As the platforms and number of participants grew, the thresholds stayed the same, leaving many participants mostly in the dark about their tax obligations.

Voluntary reporting was always an option for the platforms, but they ran into a dilemma in offering it — if one platform provided reports voluntarily and another, similar one didn’t, would participants switch to avoid the reporting? Probably some would have, making individual platforms reluctant to start voluntary reporting. 

Increased information reporting promotes the accuracy of income reporting generally, which should lead to an increase in tax compliance. The revenue this provision is estimated to raise is the chief reason that it was included in the American Rescue Plan.

The Joint Committee on Taxation estimated that it will raise $1.1 billion in 2023 and a total of $8.4 billion between 2021 and 2031. 

Underreporting of self-employment tax is a substantial part of the tax gap, the difference between what taxpayers owe and what they timely pay, and the IRS estimated that between 2008 and 2010, the self-employment portion was $69 billion, or 15% of the entire $458 billion gap. Between 2011 and 2013, the IRS estimated that the self-employment tax portion was $51 billion, or almost 12% of the $441 billion gap. 

The chief driver of that part of the gap appears to be lack of knowledge about filing requirements, and the new reporting requirement should help educate taxpayers about their obligations.

In a survey of members of the National Association for the Self-Employed who participated in on-demand work platforms in 2016, Caroline Bruckner of American University sought to assess the tax compliance challenges of self-selected, self-employed small business owners.

Bruckner found widespread confusion about specific tax obligations and the recordkeeping necessary to meet tax obligations, and more than 60% of respondents didn’t receive any Form 1099 on their platform income.

“The current state of play is one of unnecessary burden, potential audit and penalty exposure for on-demand platform economy players.

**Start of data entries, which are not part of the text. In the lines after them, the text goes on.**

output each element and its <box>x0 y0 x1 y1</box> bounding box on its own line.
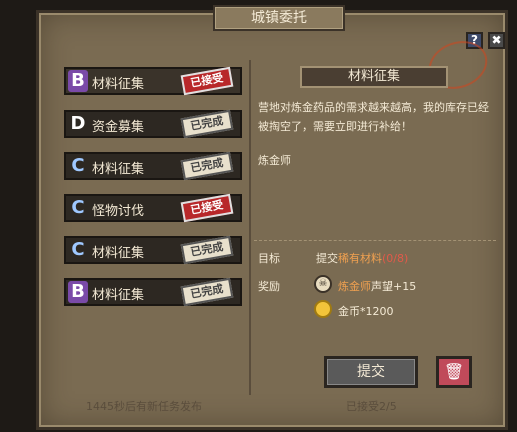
quest-description: 营地对炼金药品的需求越来越高，我的库存已经被掏空了，需要立即进行补给！ <box>258 101 489 133</box>
goal-item: 稀有材料 <box>338 252 382 265</box>
status-stamp: 已完成 <box>180 109 234 139</box>
quest-name: 资金募集 <box>92 120 145 135</box>
reward-label: 奖励 <box>258 280 280 293</box>
reward-rep-name: 炼金师 <box>338 280 371 293</box>
submit-button[interactable]: 提交 <box>324 356 418 388</box>
close-button[interactable]: ✖ <box>488 32 505 49</box>
goal-prefix: 提交 <box>316 252 338 265</box>
window-title: 城镇委托 <box>213 5 345 31</box>
grade-badge: D <box>70 113 86 134</box>
status-stamp: 已接受 <box>180 193 234 223</box>
quest-item[interactable]: C 材料征集 已完成 <box>64 151 242 181</box>
goal-progress: (0/8) <box>382 252 409 265</box>
section-divider <box>254 240 496 242</box>
grade-badge: C <box>71 239 85 260</box>
column-divider <box>249 60 251 395</box>
quest-name: 材料征集 <box>92 246 145 261</box>
quest-item[interactable]: C 材料征集 已完成 <box>64 235 242 265</box>
quest-item[interactable]: B 材料征集 已完成 <box>64 277 242 307</box>
quest-item[interactable]: B 材料征集 已接受 <box>64 66 242 96</box>
reward-rep-text: 声望+15 <box>371 280 417 293</box>
accepted-count: 已接受2/5 <box>346 400 397 413</box>
grade-badge: B <box>68 281 88 303</box>
delete-button[interactable]: 🗑 <box>436 356 472 388</box>
reward-reputation: 炼金师声望+15 <box>338 278 416 294</box>
quest-name: 材料征集 <box>92 77 145 92</box>
grade-badge: C <box>71 197 85 218</box>
grade-badge: C <box>71 155 85 176</box>
status-stamp: 已接受 <box>180 66 234 96</box>
quest-item[interactable]: D 资金募集 已完成 <box>64 109 242 139</box>
status-stamp: 已完成 <box>180 235 234 265</box>
quest-name: 怪物讨伐 <box>92 204 145 219</box>
goal-label: 目标 <box>258 252 280 265</box>
gold-coin-icon <box>314 300 332 318</box>
reputation-icon: ☠ <box>314 275 332 293</box>
quest-giver: 炼金师 <box>258 154 291 167</box>
grade-badge: B <box>68 70 88 92</box>
status-stamp: 已完成 <box>180 277 234 307</box>
detail-title: 材料征集 <box>300 66 448 88</box>
quest-name: 材料征集 <box>92 288 145 303</box>
goal-text: 提交稀有材料(0/8) <box>316 250 408 266</box>
new-quest-timer: 1445秒后有新任务发布 <box>86 400 202 413</box>
reward-gold: 金币*1200 <box>338 305 394 318</box>
trash-icon: 🗑 <box>443 362 465 381</box>
quest-item[interactable]: C 怪物讨伐 已接受 <box>64 193 242 223</box>
status-stamp: 已完成 <box>180 151 234 181</box>
quest-name: 材料征集 <box>92 162 145 177</box>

We can do better,” she wrote. 

Lowering the threshold to $600 will cast a much wider net because many participants finding on-demand work or making sales on digital platforms make less than $500 per month and are under the $20,000-per-year threshold. The taxpayers who are most likely to be affected by the change appear to generally be using the platforms to supplement other wage income, particularly during periods of employment instability.

The JPMorgan Chase Institute studied payments from 128 online platforms to 2.3 million participants on those platforms between 2012 and 2018, and found that households seem to turn to online platforms as a form of supplementary income when their payroll incomes are disrupted.

A coalition of business groups and companies, including the U.S. Chamber of Commerce and Etsy, wrote a letter to Congress in response to the reporting requirement proposal, arguing that “in a year in which small business owners and entrepreneurs are dealing with a myriad of challenges, making this change would place a burden on small business owners and entrepreneurs and further complicate an already challenging tax season.” 

In the long run, the increased reporting and likely increase in tax payments may be a boon to some taxpayers who were out of compliance. Self-employed taxpayers who don’t pay self-employment taxes could be compromising the Social Security benefits they may be eligible for in the future. 

When information reporting begins for platform participants who were out of compliance with their tax obligations, they will likely start reporting more business expenses to offset that income as well, so the next piece of the puzzle for platform-based work will require a renewed emphasis on education on how to properly take those deductions.

Once information reporting is fully in place under the new law, the administrative focus can be expected to shift to ensuring that taxpayers’ claims of expenses are accurate.